Furthermore, the chief of the visiting IMF Mission said weaker-than expected growth in the advanced economies could weigh on export of ready made garments (RMG) and remittance inflows.
Cowen said rising subsidy costs threaten to squeeze the fiscal space needed for social and development spending in Bangladesh.
"As a result, domestic financing pressures on the government budget could intensify," Cowen told the meeting.
While noting that tax revenues exceeded 10 per cent of gross domestic product (GDP) in fiscal year (FY) 11 -- "a major milestone for Bangladesh" -- he observed that spending of funds under the annual development programme (ADP), though improving, has "remained below target".
"The trade deficit is widening, as surging imports outpaced exports in FY11, driven by high global commodity prices, rising oil demand and rapid credit expansion," he added.

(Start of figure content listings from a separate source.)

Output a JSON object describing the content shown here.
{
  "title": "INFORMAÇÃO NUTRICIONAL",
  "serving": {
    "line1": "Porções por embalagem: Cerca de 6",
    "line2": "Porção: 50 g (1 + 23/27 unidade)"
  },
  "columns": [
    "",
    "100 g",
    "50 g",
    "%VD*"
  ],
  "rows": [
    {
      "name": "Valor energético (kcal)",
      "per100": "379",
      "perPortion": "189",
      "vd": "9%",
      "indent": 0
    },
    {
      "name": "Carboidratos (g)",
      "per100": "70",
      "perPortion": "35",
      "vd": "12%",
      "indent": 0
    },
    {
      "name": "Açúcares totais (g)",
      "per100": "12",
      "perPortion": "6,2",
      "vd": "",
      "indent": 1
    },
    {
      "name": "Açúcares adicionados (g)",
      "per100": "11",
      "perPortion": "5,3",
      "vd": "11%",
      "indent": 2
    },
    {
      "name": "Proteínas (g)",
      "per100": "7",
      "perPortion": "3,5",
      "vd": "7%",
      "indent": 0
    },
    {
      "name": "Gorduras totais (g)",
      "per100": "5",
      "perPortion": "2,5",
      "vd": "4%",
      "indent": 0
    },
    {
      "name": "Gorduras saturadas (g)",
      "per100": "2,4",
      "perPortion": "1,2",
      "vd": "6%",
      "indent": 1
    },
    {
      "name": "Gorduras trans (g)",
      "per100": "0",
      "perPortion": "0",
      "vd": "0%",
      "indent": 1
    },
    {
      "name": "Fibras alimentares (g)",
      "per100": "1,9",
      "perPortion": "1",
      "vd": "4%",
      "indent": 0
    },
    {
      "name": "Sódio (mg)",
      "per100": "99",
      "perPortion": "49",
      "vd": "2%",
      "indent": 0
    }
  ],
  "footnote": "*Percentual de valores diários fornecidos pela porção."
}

Describing the external pressure on the Bangladesh economy, Cowen said the country's overall BoP was in a deficit for the first time in a decade, leading to losses of foreign exchange reserve, "notwithstanding positive valuation efforts" in FY11.
Slower remittance growth and lower aid inflows, he noted, added further pressure on the country's balance-of-payments (BoP) situation.
The Bangladesh Taka "has come under pressure, with a moderate depreciation vis-à-vis the US dollar allowed to facilitate external adjustment," he added.
He said by resolving infrastructure bottlenecks, improving business environment, attracting foreign direct investment (FDI) through easing foreign exchange regulations, expanding the export base and accelerating regional integration, Bangladesh could become a potential partner of the global engine of growth.
"The global engine of growth will be in Asia for the next few years, with Bangladesh being situated at the cross-roads of the world's most dynamic region," Cowen said.
According to the latest data, the rate of annual average inflation went up by 0.31 percentage point to 9.11 per cent in July this fiscal from 8.80 per cent of the previous month while the point-to-point inflation rate rose to 10.96 per cent from 10.17 per cent during the same period.
The food price inflation rose to 13.40 per cent in July last from 12.51 per cent of the previous month while that of non-food items reached 6.46 per cent from 5.73 per cent on a point-to-point basis, according to the Bangladesh Bureau of Statistics (BBS) data.
The country's BoP showed a deficit of $635 million in FY 2010-11 against the surplus of $2.87 billion of the previous fiscal, according to the Bangladesh Bank (BB).
The country's overall trade deficit widened by more than 42 per cent to $7.33 billion in the last fiscal as the import bill rose sharply due to the price-hike of commodities in the global market.
In FY11, export earnings stood at $23.008 billion against the import payments of $30.336 billion, the BB data showed. Trade deficit was $5.155 billion in the previous FY 2010.
Responding to a question on the situation in the capital market, Cowen said the IMF wants to see the exposure of banks to the capital market at some manageable limit.
He said concerted efforts are needed to increase power generation, improve the efficiency of operations in transport and port sectors so that the flow of FDI to the country is increased.
He said the fuel prices of Bangladesh are less than those of India, posing a threat to widening the budget deficit.
Describing the opportunities for the Bangladesh economy in the future, Cowen said further gains of its RMG exports to the global market, a stronger than anticipated uptick in manpower exports, and additional price relief could provide a cushion to the growth, current account and inflation outlook.
Furthermore, accelerated tax, public financial management, and financial sector reforms could boost private sector vibrancy and put Bangladesh on a higher growth trajectory.
AmCham President Aftab-ul-Islam and AmCham Executive Director A. Gafur spoke on the occasion.